Les résidents arabes de Jérusalem-est ne sont pas citoyens israéliens et ne peuvent pas prendre part aux élections législatives. Toutefois ils ont le droit de vote aux élections municipales. Jusqu’à présent, ils ont boycotté ces élections parce qu’y participer impliquerait la reconnaissance de la souveraineté israélienne sur Jérusalem-est.

Nusseibeh soulève la possibilité que les résidents arabes cessent le boycott et mettent en place une liste électorale qui leur soit propre. Ils sont à peu près un tiers de la population de la ville, et la majorité juive est divisée entre les orthodoxes et les laïques si bien que les Arabes pourraient décider qui serait le prochain maire. Nusseibeh ne rejette pas l’idée de postuler lui-même à cette fonction. Il croit que cela effraierait les Juifs au plus haut point.

LE VRAI danger dans cette tactique n’est pas qu’elle convertirait les gens à accepter l’idée de l’État binational. Le danger est beaucoup plus grand et beaucoup plus immédiat.

Le principal danger est ceci : si l’ensemble du pays est sur le point de devenir un État binational de toute façon, il n’y a plus aucune raison de restreindre la colonisation juive du tout.

Nusseibeh avance que le temps pour la solution des deux États est bientôt écoulé à cause de l’activité de colonisation en Cisjordanie, et en particulier à Jérusalem-est. Mais c’est précisément l’idée d’un seul État qui ouvre les vannes à une colonisation juive débridée. En théorie, la colonisation permet aussi aux Palestiniens d’adopter cette option – mais le fait même de mentionner cette possibilité révèle son absurdité.
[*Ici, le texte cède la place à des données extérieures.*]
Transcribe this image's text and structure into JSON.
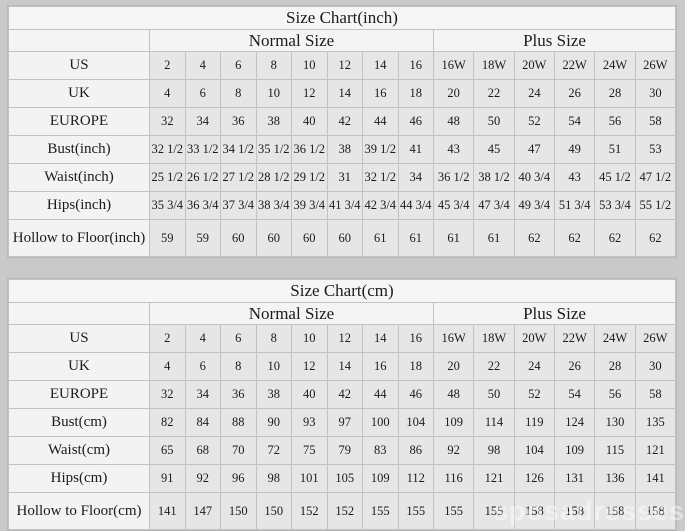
{
  "page": {
    "background": "#c9c9c9",
    "grid_line_color": "#c2c2c2",
    "data_cell_color": "#e6e6e6",
    "label_cell_color": "#f3f3f3",
    "header_cell_color": "#f5f5f5",
    "watermark": "sposadresses"
  },
  "chart_data": [
    {
      "type": "table",
      "title": "Size Chart(inch)",
      "column_groups": [
        {
          "label": "Normal Size",
          "span": 8
        },
        {
          "label": "Plus Size",
          "span": 6
        }
      ],
      "rows": [
        {
          "label": "US",
          "values": [
            "2",
            "4",
            "6",
            "8",
            "10",
            "12",
            "14",
            "16",
            "16W",
            "18W",
            "20W",
            "22W",
            "24W",
            "26W"
          ]
        },
        {
          "label": "UK",
          "values": [
            "4",
            "6",
            "8",
            "10",
            "12",
            "14",
            "16",
            "18",
            "20",
            "22",
            "24",
            "26",
            "28",
            "30"
          ]
        },
        {
          "label": "EUROPE",
          "values": [
            "32",
            "34",
            "36",
            "38",
            "40",
            "42",
            "44",
            "46",
            "48",
            "50",
            "52",
            "54",
            "56",
            "58"
          ]
        },
        {
          "label": "Bust(inch)",
          "values": [
            "32 1/2",
            "33 1/2",
            "34 1/2",
            "35 1/2",
            "36 1/2",
            "38",
            "39 1/2",
            "41",
            "43",
            "45",
            "47",
            "49",
            "51",
            "53"
          ]
        },
        {
          "label": "Waist(inch)",
          "values": [
            "25 1/2",
            "26 1/2",
            "27 1/2",
            "28 1/2",
            "29 1/2",
            "31",
            "32 1/2",
            "34",
            "36 1/2",
            "38 1/2",
            "40 3/4",
            "43",
            "45 1/2",
            "47 1/2"
          ]
        },
        {
          "label": "Hips(inch)",
          "values": [
            "35 3/4",
            "36 3/4",
            "37 3/4",
            "38 3/4",
            "39 3/4",
            "41 3/4",
            "42 3/4",
            "44 3/4",
            "45 3/4",
            "47 3/4",
            "49 3/4",
            "51 3/4",
            "53 3/4",
            "55 1/2"
          ]
        },
        {
          "label": "Hollow to Floor(inch)",
          "values": [
            "59",
            "59",
            "60",
            "60",
            "60",
            "60",
            "61",
            "61",
            "61",
            "61",
            "62",
            "62",
            "62",
            "62"
          ]
        }
      ]
    },
    {
      "type": "table",
      "title": "Size Chart(cm)",
      "column_groups": [
        {
          "label": "Normal Size",
          "span": 8
        },
        {
          "label": "Plus Size",
          "span": 6
        }
      ],
      "rows": [
        {
          "label": "US",
          "values": [
            "2",
            "4",
            "6",
            "8",
            "10",
            "12",
            "14",
            "16",
            "16W",
            "18W",
            "20W",
            "22W",
            "24W",
            "26W"
          ]
        },
        {
          "label": "UK",
          "values": [
            "4",
            "6",
            "8",
            "10",
            "12",
            "14",
            "16",
            "18",
            "20",
            "22",
            "24",
            "26",
            "28",
            "30"
          ]
        },
        {
          "label": "EUROPE",
          "values": [
            "32",
            "34",
            "36",
            "38",
            "40",
            "42",
            "44",
            "46",
            "48",
            "50",
            "52",
            "54",
            "56",
            "58"
          ]
        },
        {
          "label": "Bust(cm)",
          "values": [
            "82",
            "84",
            "88",
            "90",
            "93",
            "97",
            "100",
            "104",
            "109",
            "114",
            "119",
            "124",
            "130",
            "135"
          ]
        },
        {
          "label": "Waist(cm)",
          "values": [
            "65",
            "68",
            "70",
            "72",
            "75",
            "79",
            "83",
            "86",
            "92",
            "98",
            "104",
            "109",
            "115",
            "121"
          ]
        },
        {
          "label": "Hips(cm)",
          "values": [
            "91",
            "92",
            "96",
            "98",
            "101",
            "105",
            "109",
            "112",
            "116",
            "121",
            "126",
            "131",
            "136",
            "141"
          ]
        },
        {
          "label": "Hollow to Floor(cm)",
          "values": [
            "141",
            "147",
            "150",
            "150",
            "152",
            "152",
            "155",
            "155",
            "155",
            "155",
            "158",
            "158",
            "158",
            "158"
          ]
        }
      ]
    }
  ]
}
Le vrai combat aujourd’hui porte sur la colonisation. Il est mené dans tout le pays, pour chaque colonie, chaque « avant-poste », chaque route de contournement, chaque projet de construction de logements. C’est un combat titanesque qui est conduit partout, depuis la colonie « Har Homa » à Jérusalem jusqu’au « mur de séparation » (qui n’est rien d’autre qu’un moyen d’élargir la colonisation, comme même la Cour suprême israélienne le reconnaît maintenant.)

La tactique de Nusseibeh coupe l’herbe sous le pied de tous ceux qui comme nous se battent contre le vol de la terre et la colonisation – des courageux militants qui chaque jour manifestent et sont blessés dans leur lutte contre le mur, à nos amis à l’étranger qui s’adressent à l’opinion publique dans leurs propres pays.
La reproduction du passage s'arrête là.